2 U.S. tech stocks for TFSA investors to purchase today and hold forever

The diversification of your investing portfolio is the secret to accumulating wealth. Multiple asset classes, such as bonds, gold, and stocks, must be held in order to considerably reduce risk. You must keep a diverse portfolio of stocks even when investing in the stock market.

Financial experts advise that no single stock should make up more than 5% of your equity portfolio, and no single industry shouldn’t make up more than 25%. By purchasing equities in the United States, which also has the largest economy in the world, you can diversify your assets even further.

CrowdStrike (NASDAQ:CRWD), one of the hottest tech stocks south of the border, has used its artificial intelligence (AI) skills to gain an advantage over rivals. Enterprises can choose from a large selection of cybersecurity solutions provided by CrowdStrike. Given the rise of cyberthreats and corresponding weaknesses, CrowdStrike is ideally positioned to profit from a quickly growing addressable market.

It has data sets dating back ten years, which CrowdStrike uses to develop its machine learning algorithms and distinguish itself from competitors. The company’s AI platform should get stronger as it continues to add customers, which will have the effect of creating a flywheel and raising consumer engagement rates.

Even though business spending has decreased recently, CrowdStrike’s revenue rose 37% year over year in the second quarter of fiscal 2024 (Q2), which concluded in July. Approximately 31% of its revenues come from the global market, which expanded by 43% in Q2.

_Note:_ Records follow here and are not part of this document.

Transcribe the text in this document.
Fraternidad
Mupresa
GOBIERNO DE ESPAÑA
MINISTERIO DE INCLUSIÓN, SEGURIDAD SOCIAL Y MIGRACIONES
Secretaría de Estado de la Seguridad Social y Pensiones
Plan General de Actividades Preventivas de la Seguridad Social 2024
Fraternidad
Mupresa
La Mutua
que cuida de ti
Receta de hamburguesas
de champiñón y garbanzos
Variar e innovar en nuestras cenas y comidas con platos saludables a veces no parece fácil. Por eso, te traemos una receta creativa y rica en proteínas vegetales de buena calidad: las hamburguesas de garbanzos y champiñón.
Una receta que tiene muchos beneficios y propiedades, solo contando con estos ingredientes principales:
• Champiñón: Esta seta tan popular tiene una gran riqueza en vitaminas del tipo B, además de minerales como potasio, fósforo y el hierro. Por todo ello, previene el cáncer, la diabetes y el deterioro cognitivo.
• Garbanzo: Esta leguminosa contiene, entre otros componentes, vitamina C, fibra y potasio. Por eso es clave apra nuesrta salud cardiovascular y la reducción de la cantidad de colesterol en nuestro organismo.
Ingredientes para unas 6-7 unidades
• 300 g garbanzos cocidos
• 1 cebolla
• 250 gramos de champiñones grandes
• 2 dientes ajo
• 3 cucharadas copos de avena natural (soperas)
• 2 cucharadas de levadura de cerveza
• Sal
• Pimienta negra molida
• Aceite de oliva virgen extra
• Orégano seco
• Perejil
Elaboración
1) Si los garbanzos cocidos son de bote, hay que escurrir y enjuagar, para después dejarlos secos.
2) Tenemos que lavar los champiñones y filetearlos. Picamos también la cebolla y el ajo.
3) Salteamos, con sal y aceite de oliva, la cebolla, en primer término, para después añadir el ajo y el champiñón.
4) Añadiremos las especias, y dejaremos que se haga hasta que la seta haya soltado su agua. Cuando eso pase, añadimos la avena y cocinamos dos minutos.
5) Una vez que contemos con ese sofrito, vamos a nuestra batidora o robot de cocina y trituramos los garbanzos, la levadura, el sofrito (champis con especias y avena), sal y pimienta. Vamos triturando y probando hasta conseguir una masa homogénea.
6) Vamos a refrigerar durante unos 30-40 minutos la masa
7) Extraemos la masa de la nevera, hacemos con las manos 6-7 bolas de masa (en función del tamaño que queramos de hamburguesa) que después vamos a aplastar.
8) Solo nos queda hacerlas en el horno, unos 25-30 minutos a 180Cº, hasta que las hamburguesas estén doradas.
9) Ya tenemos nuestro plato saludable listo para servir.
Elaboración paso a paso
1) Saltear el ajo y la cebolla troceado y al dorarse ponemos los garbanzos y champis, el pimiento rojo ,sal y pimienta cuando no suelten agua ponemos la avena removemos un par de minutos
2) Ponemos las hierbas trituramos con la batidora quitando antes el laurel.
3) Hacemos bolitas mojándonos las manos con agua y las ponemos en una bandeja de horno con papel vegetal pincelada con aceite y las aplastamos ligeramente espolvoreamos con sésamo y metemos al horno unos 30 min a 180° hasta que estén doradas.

While adjusted net income more than doubled to US$180 million, CrowdStrike concluded Q2 with revenues of $732 million. It recorded a US$245 million operating cash flow and a US$189 million free cash flow.

With a dollar-based net retention rate of 120% at the end of the July quarter, the company’s existing customers may have spent 20% more on the CrowdStrike platform over the previous year.

Sales at Datadog increased by 25.4% year over year to US$509.5 million in the second quarter, with adjusted net income per share coming in at US$0.36. However, it reduced its earlier estimate of between US$2.08 billion and US$2.1 billion to a forecast of 2023 revenues between US$2.05 billion and US$2.06 billion.

Datadog expects net income per share to be between $1.30 and $1.34 in 2023, higher than the $1.13 to $1.20 per share range previously predicted. We can see that Datadog still reaps the rewards of economies of scale and is on target to boost revenue by 32% annually over the following five years.

The price of DDOG stock, which is 54 times anticipated earnings, may seem high. Analysts, however, are still enthusiastic and predict that shares will rise by 20% over the following 12 months.